Jenis Pukulan Ikan Cupang Aduan

Ikan Cupang Aduan biasanya mempunyai pukulan andalan.

Ada beberapa gaya pukulan cupang adu jagoan, yaitu:

- Pukulan baling
Pukulan ini dilancarkan dengan cara membalikkan badan 180° kearah lawannya.

- Pukulan nombak
Pukulan ini dilancarkan dengan cara membenturkan wajah ketubuh lawan seperti tombak yang menancap ke sasaran.

- Pukulan sentak | motes
Pukulan ini didahulai dengan menggigit tubuh lawan, lalu gigitan itu disentakkan seperti ditarik atau motes.

- Pukulan seri | ropel
Pukulan ini dilancarkan secara berulang – ulang dalam tiap serangan.

- Nombak sentak
Pukulan ini dilancarkan dengan cara tubuhnya dibenturkan ketubuh lawan, digigit, kemudian disentakkan.

- Nombak baling sentak
Pukulan kombinasi yang  dilancarkan dengan cara membalikkan tubuh terlebih dahulu, kemudian menombak, yang diiringi dengan gigitan dan menyentakkannya.


- Baling  seri
Pukulan kombinasi yang  dilancarkan berkali-kali, dengan cara membalikkan tubuhnya.


- Nombak baling seri
Serangan kombinasi yang  merupakan pukulan nombak berkali-kali, lalu tubuh lawan digigit, dan disentakkan.

Pukulan kombinasi biasa disebut juga dengan pukulan andalan atau pukulan pamungkas.
Agar dapat meraih kemenangan, pukulan andalan hendaknya terarah pada daerah yang fatal.

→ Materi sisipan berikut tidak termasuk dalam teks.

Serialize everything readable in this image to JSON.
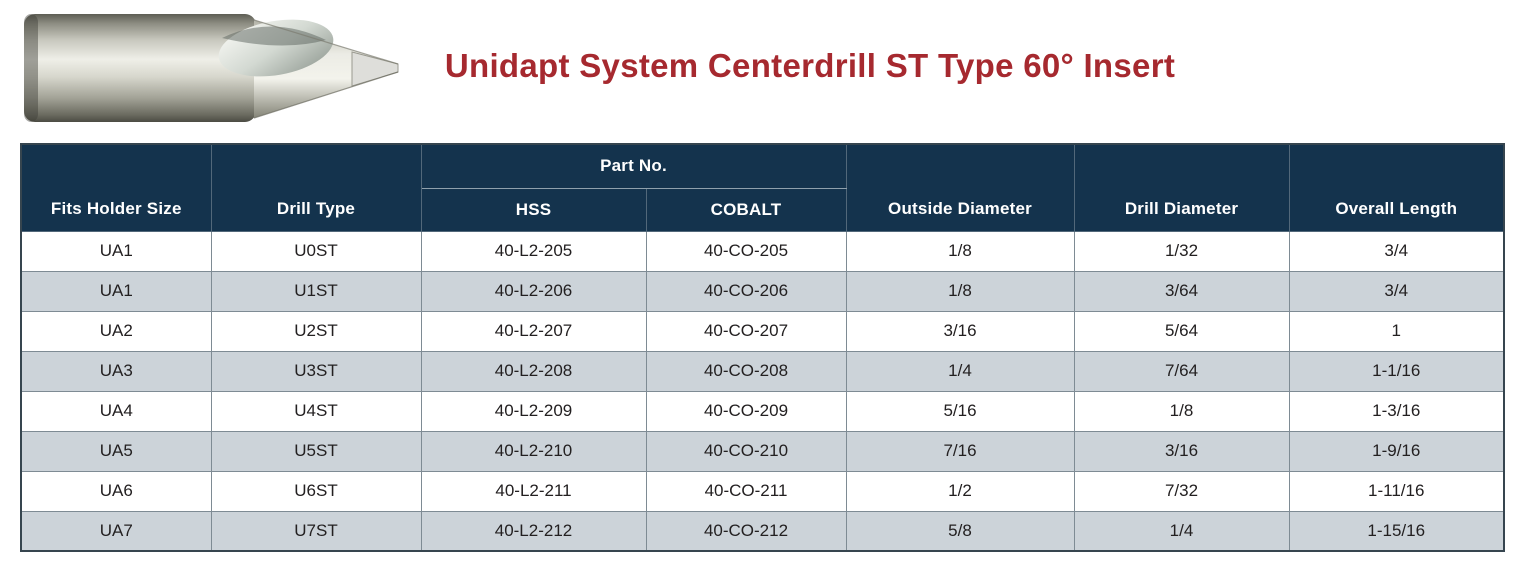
{
  "page": {
    "title": "Unidapt System Centerdrill ST Type 60° Insert"
  },
  "product_image": {
    "icon": "centerdrill-photo"
  },
  "colors": {
    "title": "#a6292f",
    "header_bg": "#14334d",
    "row_alt_bg": "#ccd3d9",
    "grid_border": "#7e8b94",
    "outer_border": "#36454f",
    "cell_text": "#232021"
  },
  "table": {
    "header": {
      "fits_holder_size": "Fits Holder Size",
      "drill_type": "Drill Type",
      "part_no": "Part No.",
      "hss": "HSS",
      "cobalt": "COBALT",
      "outside_diameter": "Outside Diameter",
      "drill_diameter": "Drill Diameter",
      "overall_length": "Overall Length"
    },
    "rows": [
      [
        "UA1",
        "U0ST",
        "40-L2-205",
        "40-CO-205",
        "1/8",
        "1/32",
        "3/4"
      ],
      [
        "UA1",
        "U1ST",
        "40-L2-206",
        "40-CO-206",
        "1/8",
        "3/64",
        "3/4"
      ],
      [
        "UA2",
        "U2ST",
        "40-L2-207",
        "40-CO-207",
        "3/16",
        "5/64",
        "1"
      ],
      [
        "UA3",
        "U3ST",
        "40-L2-208",
        "40-CO-208",
        "1/4",
        "7/64",
        "1-1/16"
      ],
      [
        "UA4",
        "U4ST",
        "40-L2-209",
        "40-CO-209",
        "5/16",
        "1/8",
        "1-3/16"
      ],
      [
        "UA5",
        "U5ST",
        "40-L2-210",
        "40-CO-210",
        "7/16",
        "3/16",
        "1-9/16"
      ],
      [
        "UA6",
        "U6ST",
        "40-L2-211",
        "40-CO-211",
        "1/2",
        "7/32",
        "1-11/16"
      ],
      [
        "UA7",
        "U7ST",
        "40-L2-212",
        "40-CO-212",
        "5/8",
        "1/4",
        "1-15/16"
      ]
    ]
  }
}
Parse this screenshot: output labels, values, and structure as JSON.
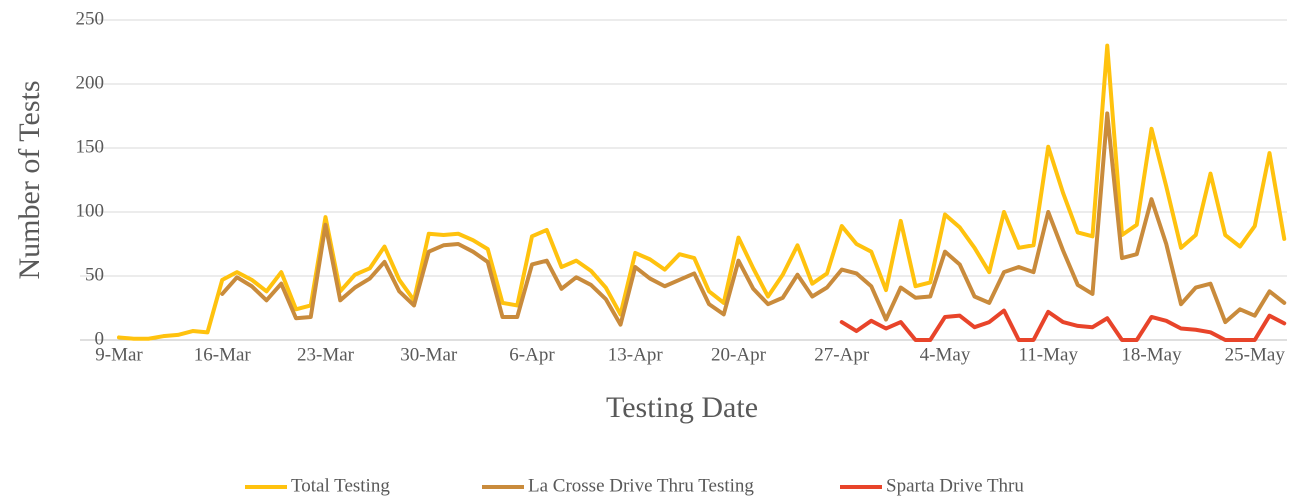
{
  "chart_data": {
    "type": "line",
    "x_label": "Testing Date",
    "y_label": "Number of Tests",
    "categories": [
      "9-Mar",
      null,
      null,
      null,
      null,
      null,
      null,
      "16-Mar",
      null,
      null,
      null,
      null,
      null,
      null,
      "23-Mar",
      null,
      null,
      null,
      null,
      null,
      null,
      "30-Mar",
      null,
      null,
      null,
      null,
      null,
      null,
      "6-Apr",
      null,
      null,
      null,
      null,
      null,
      null,
      "13-Apr",
      null,
      null,
      null,
      null,
      null,
      null,
      "20-Apr",
      null,
      null,
      null,
      null,
      null,
      null,
      "27-Apr",
      null,
      null,
      null,
      null,
      null,
      null,
      "4-May",
      null,
      null,
      null,
      null,
      null,
      null,
      "11-May",
      null,
      null,
      null,
      null,
      null,
      null,
      "18-May",
      null,
      null,
      null,
      null,
      null,
      null,
      "25-May",
      null,
      null
    ],
    "series": [
      {
        "name": "Total Testing",
        "color": "#FFC20E",
        "values": [
          2,
          1,
          1,
          3,
          4,
          7,
          6,
          47,
          53,
          47,
          38,
          53,
          24,
          27,
          96,
          38,
          51,
          56,
          73,
          47,
          31,
          83,
          82,
          83,
          78,
          71,
          29,
          27,
          81,
          86,
          57,
          62,
          54,
          41,
          20,
          68,
          63,
          55,
          67,
          64,
          38,
          29,
          80,
          56,
          34,
          51,
          74,
          44,
          52,
          89,
          75,
          69,
          39,
          93,
          42,
          45,
          98,
          88,
          72,
          53,
          100,
          72,
          74,
          151,
          115,
          84,
          81,
          230,
          82,
          90,
          165,
          120,
          72,
          82,
          130,
          82,
          73,
          89,
          146,
          79
        ]
      },
      {
        "name": "La Crosse Drive Thru Testing",
        "color": "#C98B3C",
        "values": [
          null,
          null,
          null,
          null,
          null,
          null,
          null,
          36,
          49,
          42,
          31,
          44,
          17,
          18,
          90,
          31,
          41,
          48,
          61,
          38,
          27,
          69,
          74,
          75,
          69,
          61,
          18,
          18,
          59,
          62,
          40,
          49,
          43,
          32,
          12,
          57,
          48,
          42,
          47,
          52,
          28,
          20,
          62,
          40,
          28,
          33,
          51,
          34,
          41,
          55,
          52,
          42,
          16,
          41,
          33,
          34,
          69,
          59,
          34,
          29,
          53,
          57,
          53,
          100,
          70,
          43,
          36,
          177,
          64,
          67,
          110,
          75,
          28,
          41,
          44,
          14,
          24,
          19,
          38,
          29
        ]
      },
      {
        "name": "Sparta Drive Thru",
        "color": "#E8442A",
        "values": [
          null,
          null,
          null,
          null,
          null,
          null,
          null,
          null,
          null,
          null,
          null,
          null,
          null,
          null,
          null,
          null,
          null,
          null,
          null,
          null,
          null,
          null,
          null,
          null,
          null,
          null,
          null,
          null,
          null,
          null,
          null,
          null,
          null,
          null,
          null,
          null,
          null,
          null,
          null,
          null,
          null,
          null,
          null,
          null,
          null,
          null,
          null,
          null,
          null,
          14,
          7,
          15,
          9,
          14,
          0,
          0,
          18,
          19,
          10,
          14,
          23,
          0,
          0,
          22,
          14,
          11,
          10,
          17,
          0,
          0,
          18,
          15,
          9,
          8,
          6,
          0,
          0,
          0,
          19,
          13
        ]
      }
    ],
    "ylim": [
      0,
      250
    ],
    "yticks": [
      0,
      50,
      100,
      150,
      200,
      250
    ],
    "grid": true,
    "legend": "bottom"
  }
}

 Adapun bagian tubuh yang fatal yaitu:

- Pangkal ekor
Pada bagian ini sisik ikan cupang adu lebih kecil dan mudah terlepas. Hal ini dapat menyebabkan ikan sulit berenang.

-Perut
Yaitu daerah perut dan sambungan leher. Kalau daerah ini cidera ikan akan kehilangan keseimbangan dan sulit berenang.

-Ring bibir
Jika ring  bibir cidera atau sobek, ikan tak mampu melukai lawan. Hal ini dapat mengakibatkan kekalahan.

-Mata
Ini akan menyebabkan ikan cupang aduan tidak dapat melanjutkan pertempurannya.